Des chercheurs découvrent que les neurones naviguent dans le corps d’une manière influencée par les gènes contrôlant les cellules des vaisseaux sanguins


  • FrançaisFrançais



  • Lorsque les neurones impliqués dans le mouvement – appelés neurones moteurs – se forment, ils doivent établir des connexions qui vont du cerveau, du tronc cérébral ou de la moelle épinière jusqu’à la tête, les bras ou le bout des orteils. Comment les neurones naviguent dans ces systèmes et « décident » où et comment se développer est en grande partie un mystère.

    Maintenant, une nouvelle étude collaborative entre des scientifiques de l’Institut Salk et des collègues de l’Institut scientifique de San Raffaele en Italie montre comment les gènes des vaisseaux sanguins jouent un rôle essentiel dans le développement des motoneurones en ordonnant aux vaisseaux sanguins de s’écarter.

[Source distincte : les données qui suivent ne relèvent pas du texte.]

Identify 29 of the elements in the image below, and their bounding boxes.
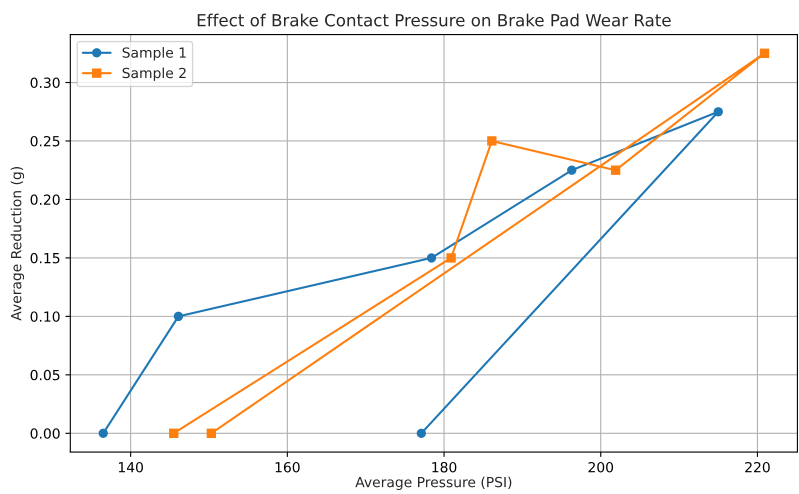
y-tick-label: 0.05 [30, 370, 60, 380]
point [426, 253, 436, 263]
y-tick-label: 0.25 [30, 136, 60, 146]
point [567, 166, 576, 175]
legend-label: Sample 1 [122, 47, 186, 61]
x-tick-label: 200 [588, 462, 614, 472]
x-tick-label: 220 [745, 462, 770, 472]
point [206, 428, 216, 438]
y-axis-title: Average Reduction (g) [10, 167, 24, 321]
y-tick-label: 0.30 [30, 77, 60, 88]
y-tick-label: 0.10 [30, 311, 60, 322]
point [760, 48, 770, 58]
x-tick-label: 180 [432, 462, 456, 472]
point [169, 428, 178, 438]
x-axis-title: Average Pressure (PSI) [355, 476, 512, 490]
point [416, 428, 426, 438]
point [610, 166, 620, 175]
point [446, 253, 456, 263]
y-tick-label: 0.20 [30, 194, 60, 205]
x-tick-label: 160 [276, 462, 300, 472]
x-tick-label: 140 [118, 462, 143, 472]
point [98, 428, 108, 438]
point [714, 107, 723, 116]
y-tick-label: 0.15 [30, 252, 60, 264]
legend-label: Sample 2 [122, 67, 186, 81]
point [174, 312, 184, 322]
chart-title: Effect of Brake Contact Pressure on Brake Pad Wear Rate [198, 14, 671, 26]
point [487, 136, 497, 146]
y-tick-label: 0.00 [30, 428, 60, 439]
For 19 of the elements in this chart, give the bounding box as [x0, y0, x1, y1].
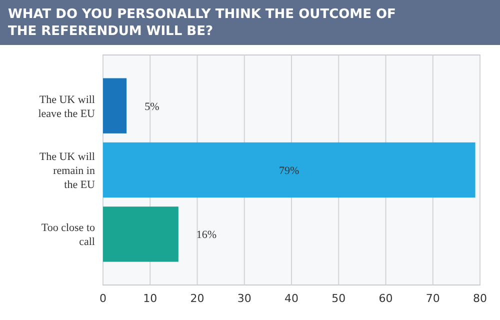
x-tick-label: 80: [473, 292, 487, 305]
y-tick-label: The UK will leave the EU: [38, 94, 96, 120]
data-label: 79%: [279, 165, 300, 177]
x-tick-label: 0: [100, 292, 106, 305]
x-tick-label: 40: [284, 292, 298, 305]
bar: [103, 78, 127, 134]
x-tick-label: 30: [237, 292, 252, 305]
x-tick-label: 60: [378, 292, 393, 305]
x-tick-label: 50: [332, 292, 346, 305]
bar: [103, 206, 178, 262]
x-tick-label: 70: [426, 292, 440, 305]
chart-title: WHAT DO YOU PERSONALLY THINK THE OUTCOME OF THE REFERENDUM WILL BE?: [8, 7, 396, 39]
data-label: 16%: [196, 229, 217, 242]
data-label: 5%: [144, 100, 160, 113]
x-tick-label: 20: [190, 292, 204, 305]
x-tick-label: 10: [143, 292, 158, 305]
bar: [103, 142, 476, 198]
y-tick-label: Too close to call: [41, 222, 96, 248]
y-tick-label: The UK will remain in the EU: [39, 151, 96, 191]
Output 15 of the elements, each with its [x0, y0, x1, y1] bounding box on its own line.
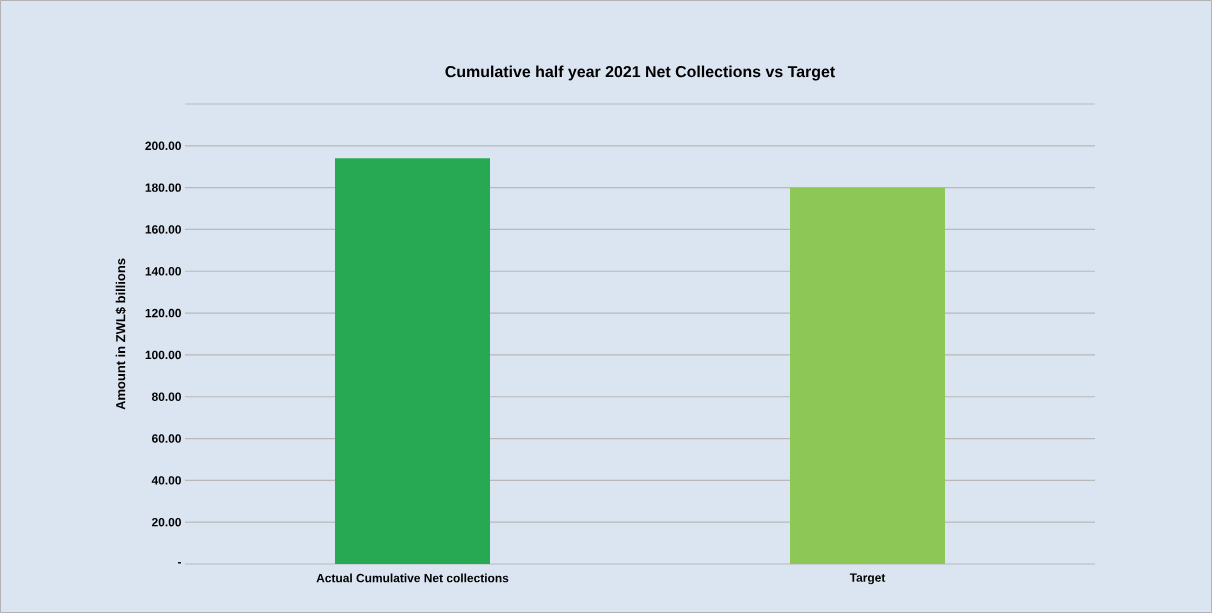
y-tick-label: 180.00	[145, 183, 181, 192]
y-axis-title: Amount in ZWL$ billions	[115, 258, 127, 410]
y-tick-label: 20.00	[151, 517, 181, 527]
y-tick-label: -	[177, 562, 181, 564]
y-tick-label: 40.00	[151, 476, 181, 485]
y-tick-label: 200.00	[145, 141, 181, 151]
y-tick-label: 140.00	[145, 267, 181, 276]
y-tick-label: 80.00	[151, 392, 181, 401]
x-tick-label: Actual Cumulative Net collections	[316, 573, 509, 583]
y-tick-label: 120.00	[145, 308, 181, 318]
x-tick-label: Target	[849, 573, 886, 585]
y-tick-label: 60.00	[152, 434, 181, 443]
y-tick-label: 100.00	[145, 350, 181, 360]
chart-title: Cumulative half year 2021 Net Collections vs Target	[445, 65, 835, 81]
y-tick-label: 160.00	[145, 225, 181, 234]
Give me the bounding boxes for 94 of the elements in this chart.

    Les résultats, publiés le 7 octobre 2022 dans la revue Neurone, fournissent une nouvelle compréhension de la façon dont une relation « push-pull » avec les vaisseaux sanguins – dans laquelle les neurones en croissance attirent les vaisseaux sanguins vers eux tout en les écartant – guide la croissance et le développement des motoneurones et, potentiellement , une grande variété de types de cellules dans tout le corps. La découverte a également des implications pour comprendre les maladies dans lesquelles les connexions des motoneurones sont détruites, telles que la sclérose latérale amyotrophique (SLA) ou l’amyotrophie spinale (SMA).

    « Cette découverte révèle un ensemble d’interactions moléculaires et cellulaires qui n’avaient pas été comprises auparavant », déclare l’auteur co-correspondant Samuel Pfaff, professeur au Laboratoire d’expression génique et titulaire de la chaire Benjamin H. Lewis à Salk. « Notre découverte de la façon dont ces gènes régulent la croissance des vaisseaux sanguins et le développement des neurones a des implications qui vont de la compréhension de la formation d’autres circuits cérébraux à la compréhension même de la façon dont les cellules cancéreuses interagissent avec leur environnement. »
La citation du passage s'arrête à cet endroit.